The U will fund one or two startups a year, on average, for the next couple of years, Schrankler said. Investments will range from $50,000 to $350,000 per project, so it could invest as much as $700,000 a year.
After two years, Schrankler said, the U will assess the success of the program and decide whether to continue it.
Last year the university generated a record 15 startups, but it generally hasn't invested in the companies themselves. Meanwhile, outside seed capital has "diminished dramatically" over the last five to 10 years, Schrankler said.
In 2008, 9 percent of all venture capital funds were dedicated to seed funding, he said. By 2013, that had dropped to 3 percent.
That's why this new funding is "absolutely critical," said Chris Cramer, associate dean for academic affairs at the U's College of Science and Engineering. The lack of startup funding "has caused many [potential] companies to just fizzle."
U spokeswoman Andrea Wuebker said the program grew out of plans to form a $20 million seed fund for startups as well as a $50 million venture-capital fund for investment in later stages.
The U ended up scrapping those plans in the face of the downturn, and says the new funding method will be cheaper to manage because it will require fewer personnel.
The new investments come at a time when the U is trying to increase the commercialization of its research.
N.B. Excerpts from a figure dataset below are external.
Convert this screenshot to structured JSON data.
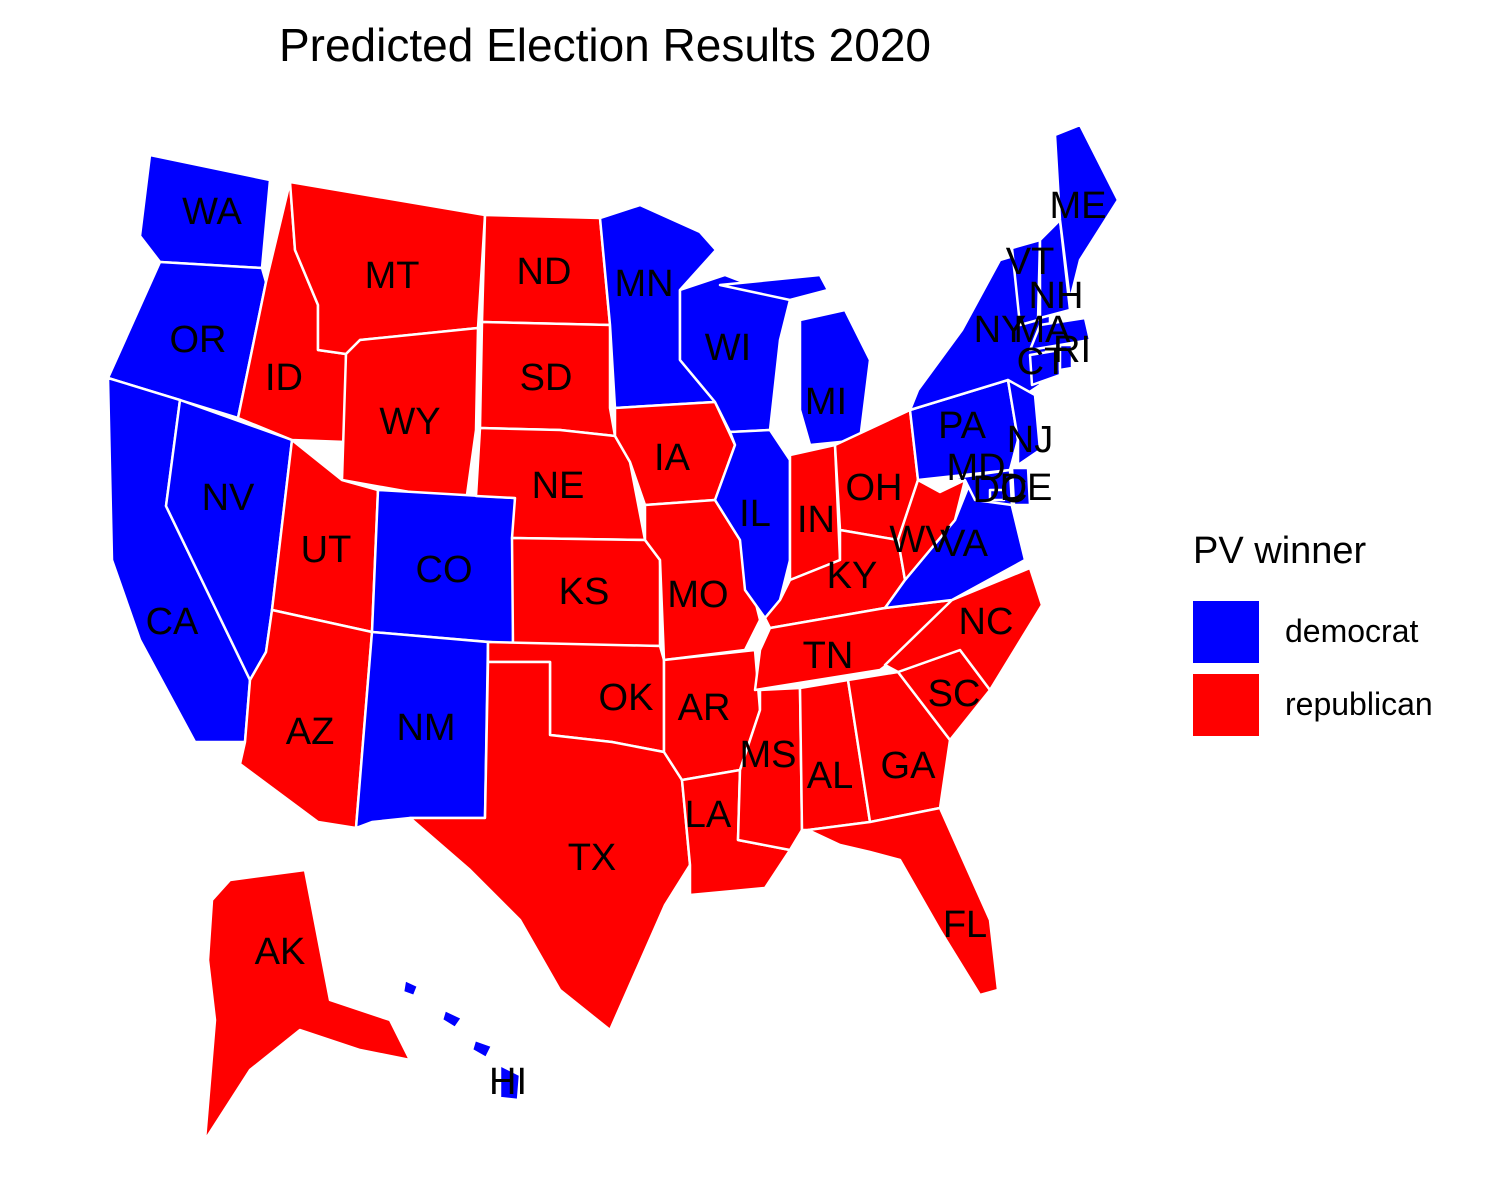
{
  "title": "Predicted Election Results 2020",
  "legend": {
    "title": "PV winner",
    "items": [
      {
        "label": "democrat",
        "color": "#0000ff"
      },
      {
        "label": "republican",
        "color": "#ff0000"
      }
    ]
  },
  "colors": {
    "democrat": "#0000ff",
    "republican": "#ff0000",
    "border": "#ffffff"
  },
  "states": [
    {
      "abbr": "WA",
      "winner": "democrat"
    },
    {
      "abbr": "OR",
      "winner": "democrat"
    },
    {
      "abbr": "CA",
      "winner": "democrat"
    },
    {
      "abbr": "NV",
      "winner": "democrat"
    },
    {
      "abbr": "ID",
      "winner": "republican"
    },
    {
      "abbr": "MT",
      "winner": "republican"
    },
    {
      "abbr": "WY",
      "winner": "republican"
    },
    {
      "abbr": "UT",
      "winner": "republican"
    },
    {
      "abbr": "AZ",
      "winner": "republican"
    },
    {
      "abbr": "CO",
      "winner": "democrat"
    },
    {
      "abbr": "NM",
      "winner": "democrat"
    },
    {
      "abbr": "ND",
      "winner": "republican"
    },
    {
      "abbr": "SD",
      "winner": "republican"
    },
    {
      "abbr": "NE",
      "winner": "republican"
    },
    {
      "abbr": "KS",
      "winner": "republican"
    },
    {
      "abbr": "OK",
      "winner": "republican"
    },
    {
      "abbr": "TX",
      "winner": "republican"
    },
    {
      "abbr": "MN",
      "winner": "democrat"
    },
    {
      "abbr": "IA",
      "winner": "republican"
    },
    {
      "abbr": "MO",
      "winner": "republican"
    },
    {
      "abbr": "AR",
      "winner": "republican"
    },
    {
      "abbr": "LA",
      "winner": "republican"
    },
    {
      "abbr": "WI",
      "winner": "democrat"
    },
    {
      "abbr": "IL",
      "winner": "democrat"
    },
    {
      "abbr": "MI",
      "winner": "democrat"
    },
    {
      "abbr": "IN",
      "winner": "republican"
    },
    {
      "abbr": "OH",
      "winner": "republican"
    },
    {
      "abbr": "KY",
      "winner": "republican"
    },
    {
      "abbr": "TN",
      "winner": "republican"
    },
    {
      "abbr": "MS",
      "winner": "republican"
    },
    {
      "abbr": "AL",
      "winner": "republican"
    },
    {
      "abbr": "GA",
      "winner": "republican"
    },
    {
      "abbr": "FL",
      "winner": "republican"
    },
    {
      "abbr": "SC",
      "winner": "republican"
    },
    {
      "abbr": "NC",
      "winner": "republican"
    },
    {
      "abbr": "VA",
      "winner": "democrat"
    },
    {
      "abbr": "WV",
      "winner": "republican"
    },
    {
      "abbr": "PA",
      "winner": "democrat"
    },
    {
      "abbr": "NY",
      "winner": "democrat"
    },
    {
      "abbr": "NJ",
      "winner": "democrat"
    },
    {
      "abbr": "DE",
      "winner": "democrat"
    },
    {
      "abbr": "MD",
      "winner": "democrat"
    },
    {
      "abbr": "DC",
      "winner": "democrat"
    },
    {
      "abbr": "CT",
      "winner": "democrat"
    },
    {
      "abbr": "RI",
      "winner": "democrat"
    },
    {
      "abbr": "MA",
      "winner": "democrat"
    },
    {
      "abbr": "VT",
      "winner": "democrat"
    },
    {
      "abbr": "NH",
      "winner": "democrat"
    },
    {
      "abbr": "ME",
      "winner": "democrat"
    },
    {
      "abbr": "AK",
      "winner": "republican"
    },
    {
      "abbr": "HI",
      "winner": "democrat"
    }
  ]
}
It has considered how to replace funding lost after the 2013 expiration of the patent from its blockbuster HIV drug Ziagen.
In late 2011, for example, it changed policy to make it easier for businesses to use the intellectual property that springs from research they fund at the U.
Schrankler said the plan for more startups "is like taking shots on goal. The more shots that you get on goal — that are better, higher-quality shots — the more chance you have of getting the next big one."